Dependencies and Imports

The code imports various functions and tools from other modules using the importer object. The imported functions include:

Remarkable Markdown Parser

The code creates an instance of the Remarkable markdown parser, allowing for HTML output and line breaks.

doDistill Function

The doDistill function is an asynchronous function that takes an interaction object and an optional promptModel parameter.

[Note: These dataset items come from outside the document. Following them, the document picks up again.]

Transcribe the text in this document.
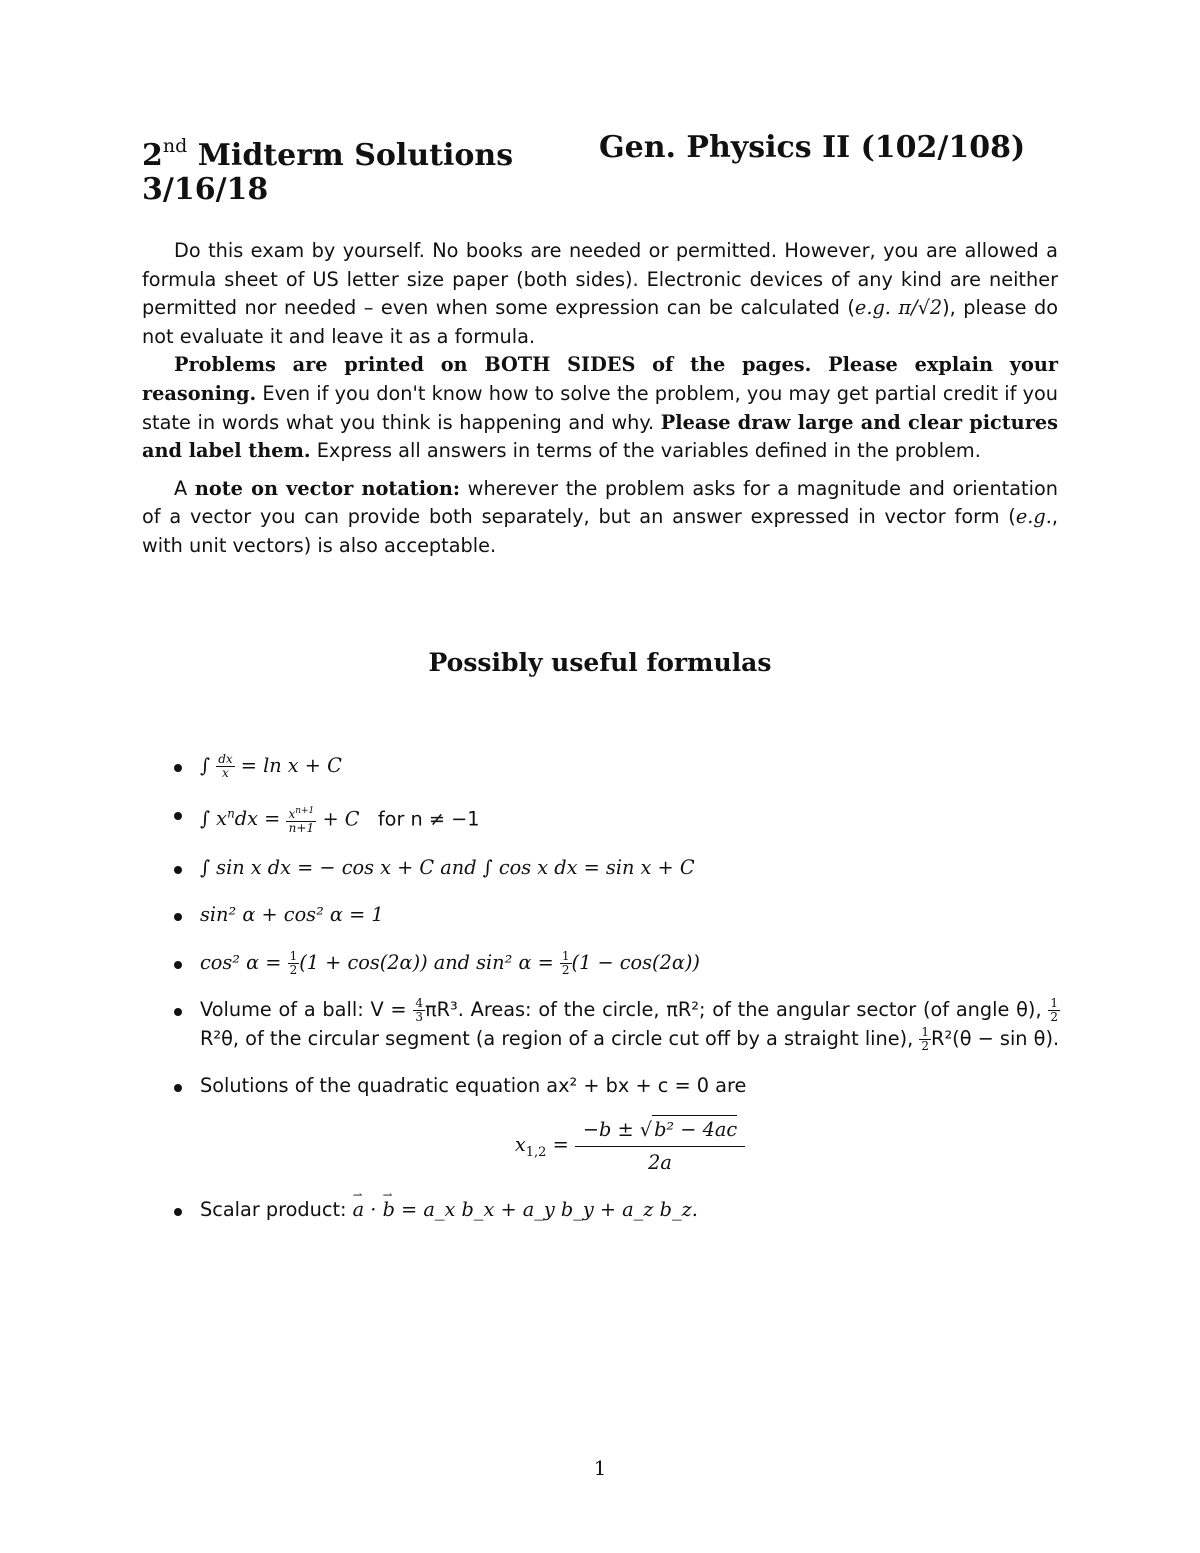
2nd Midterm Solutions	Gen. Physics II (102/108)
3/16/18

Do this exam by yourself. No books are needed or permitted. However, you are allowed a formula sheet of US letter size paper (both sides). Electronic devices of any kind are neither permitted nor needed – even when some expression can be calculated (e.g. π/√2), please do not evaluate it and leave it as a formula.

Problems are printed on BOTH SIDES of the pages. Please explain your reasoning. Even if you don't know how to solve the problem, you may get partial credit if you state in words what you think is happening and why. Please draw large and clear pictures and label them. Express all answers in terms of the variables defined in the problem.

A note on vector notation: wherever the problem asks for a magnitude and orientation of a vector you can provide both separately, but an answer expressed in vector form (e.g., with unit vectors) is also acceptable.

Possibly useful formulas
∫ $\frac{dx}{x} = \ln x + C$
∫ $x^ndx = \frac{x^{n+1}}{n+1} + C$ for n ≠ −1
∫ sin x dx = − cos x + C and ∫ cos x dx = sin x + C
sin² α + cos² α = 1
cos² $\alpha = \frac{1}{2} (1 + \cos(2\alpha))$ and sin² $\alpha = \frac{1}{2} (1 - \cos(2\alpha))$
Volume of a ball: $V = \frac{4}{3} \pi R^3$. Areas: of the circle, πR²; of the angular sector (of angle θ), $\frac{1}{2}$
R²θ, of the circular segment (a region of a circle cut off by a straight line), $\frac{1}{2} R^2(\theta - \sin \theta)$.
Solutions of the quadratic equation ax² + bx + c = 0 are
$x_{1,2} = \frac{\text{−b ± √ b² − 4ac}}{2a}$
Scalar product: ⇀ a · ⇀ b = a_x b_x + a_y b_y + a_z b_z.
1
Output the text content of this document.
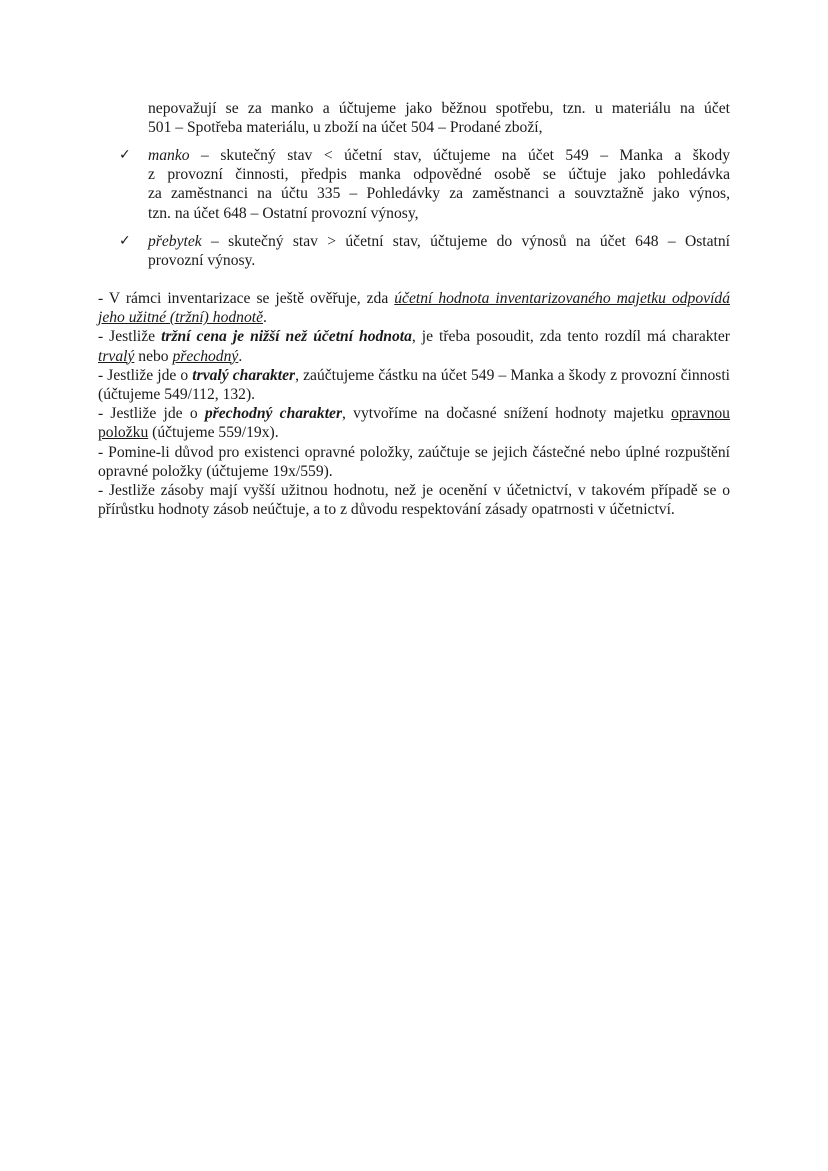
nepovažují se za manko a účtujeme jako běžnou spotřebu, tzn. u materiálu na účet
501 – Spotřeba materiálu, u zboží na účet 504 – Prodané zboží,
✓ manko – skutečný stav < účetní stav, účtujeme na účet 549 – Manka a škody
z provozní činnosti, předpis manka odpovědné osobě se účtuje jako pohledávka
za zaměstnanci na účtu 335 – Pohledávky za zaměstnanci a souvztažně jako výnos,
tzn. na účet 648 – Ostatní provozní výnosy,
✓ přebytek – skutečný stav > účetní stav, účtujeme do výnosů na účet 648 – Ostatní
provozní výnosy.

- V rámci inventarizace se ještě ověřuje, zda účetní hodnota inventarizovaného majetku odpovídá jeho užitné (tržní) hodnotě.

- Jestliže tržní cena je nižší než účetní hodnota, je třeba posoudit, zda tento rozdíl má charakter trvalý nebo přechodný.

- Jestliže jde o trvalý charakter, zaúčtujeme částku na účet 549 – Manka a škody z provozní činnosti (účtujeme 549/112, 132).

- Jestliže jde o přechodný charakter, vytvoříme na dočasné snížení hodnoty majetku opravnou položku (účtujeme 559/19x).

- Pomine-li důvod pro existenci opravné položky, zaúčtuje se jejich částečné nebo úplné rozpuštění opravné položky (účtujeme 19x/559).

- Jestliže zásoby mají vyšší užitnou hodnotu, než je ocenění v účetnictví, v takovém případě se o přírůstku hodnoty zásob neúčtuje, a to z důvodu respektování zásady opatrnosti v účetnictví.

It appears to be a workflow manager that interacts with the LLM modules and Discord API to:

  1. Trigger typing: Inform the user that a response is being generated.
  2. Ask for answer length: Determine if the user wants a short or long answer.
  3. Choose an LLM tool: Select a suitable LLM tool based on the user's response.
  4. Generate response: Use the chosen LLM tool to generate a response.
  5. Post response: Post the response to the Discord channel, possibly with an image attachment.

Logic Flow

The function uses a series of conditional statements to determine the next step in the workflow. The main logic flow is:

  1. If the prompt is not a function, select a suitable LLM model using the selectModel function.
  2. Ask the user if they want a short or long answer.
  3. If the user wants a short answer, generate a response using the chosen LLM tool and post it to the Discord channel.
  4. If the user wants a longer answer, choose an LLM tool and generate a response.
  5. Post the response to the Discord channel, possibly with an image attachment.